I read that book about Rosemary Kennedy. Sad is so true--what a tragedy. There is a really good American Experience about lobotomies. Just awful, and makes you really skeptical about medicine in general.
I read a really good book on the subject several years ago, "My Lobotomy" by Howard Dully. As I recall, he was just a typical boy who acted up sometimes, and he was lobotomized to keep him in check. Horrific.
I am currently reading "Before I Forget" by B. Smith, Dan Gasby & Michael Shnayerson. Apparently Smith and Gasby are celebrities, although I was not familiar with them. She developed Early Onset Alzheimer's Disease, and the story is told by the both of them from their different points of view(I assume Michael did the actual writing). Very good so far.
I'm also reading The Drop by Dennis Lehane. That one is good too, but in a very different way. Sheer entertainment.
The Library Book by Susan Orlean about the burning of the LA Central Library.
The Handmaid's Tale by Margaret Atwood. I hadn't read it because I thought I already knew the gist of the story, but I'm glad my book club picked it because Atwood is a really wonderful writer.
That was such a good book.
I read The Handmaid’s Tale decades ago and it was good. The tv production is quite engrossing, too.

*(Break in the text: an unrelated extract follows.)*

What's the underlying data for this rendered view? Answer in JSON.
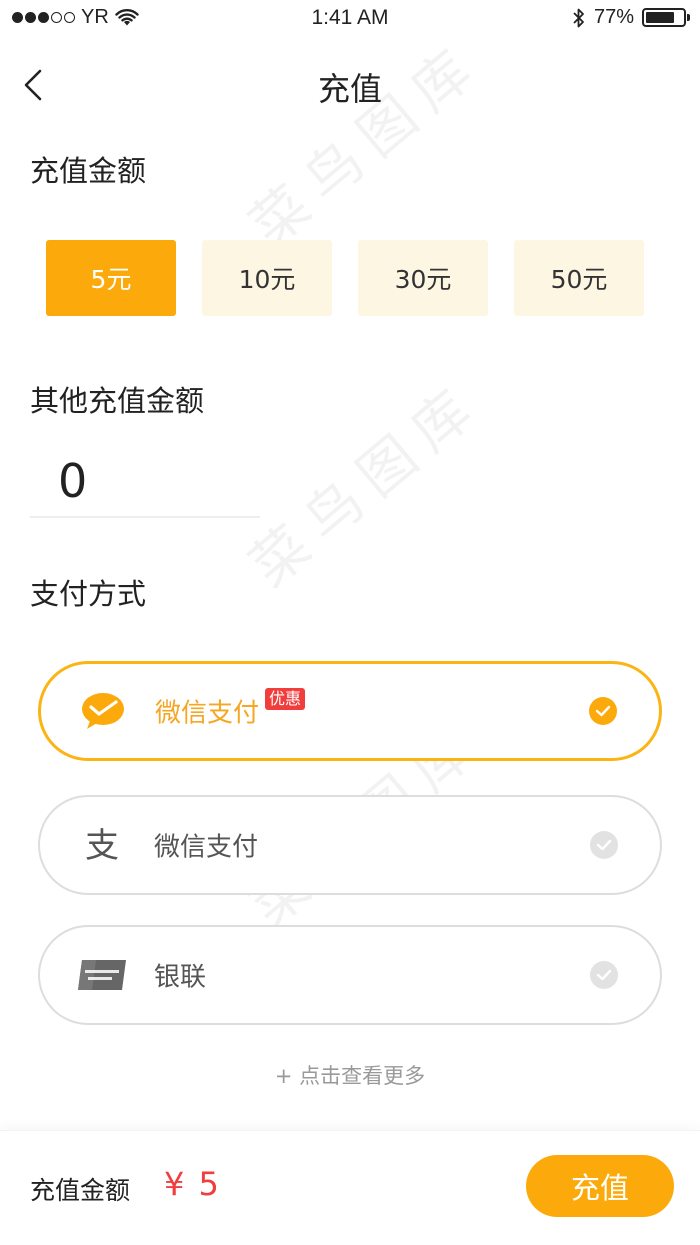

I have it on my Kindle and started it but then stopped. Maybe I'll pick it up again. I'd like to read it before I see the movie, but I want to see the movie because Elizabeth Moss stars in it, and I'm now a fan of hers, ever since my 3 weeks of binge-watching all 7 seasons of Mad Men.
I just finished reading Heartland about growing up poor in Kansas and generational poverty even with working hard. The woman that escaped becomes a journalist and professor and writes a book about 4 generations of her family.
I saw the author on Book TV on C-span. She's similar to the Hillbilly Elegy author in that she also discusses a macro-view of the poverty issue. It's very interesting to hear from these types of authors because of their first-hand experience combined with their academic knowledge.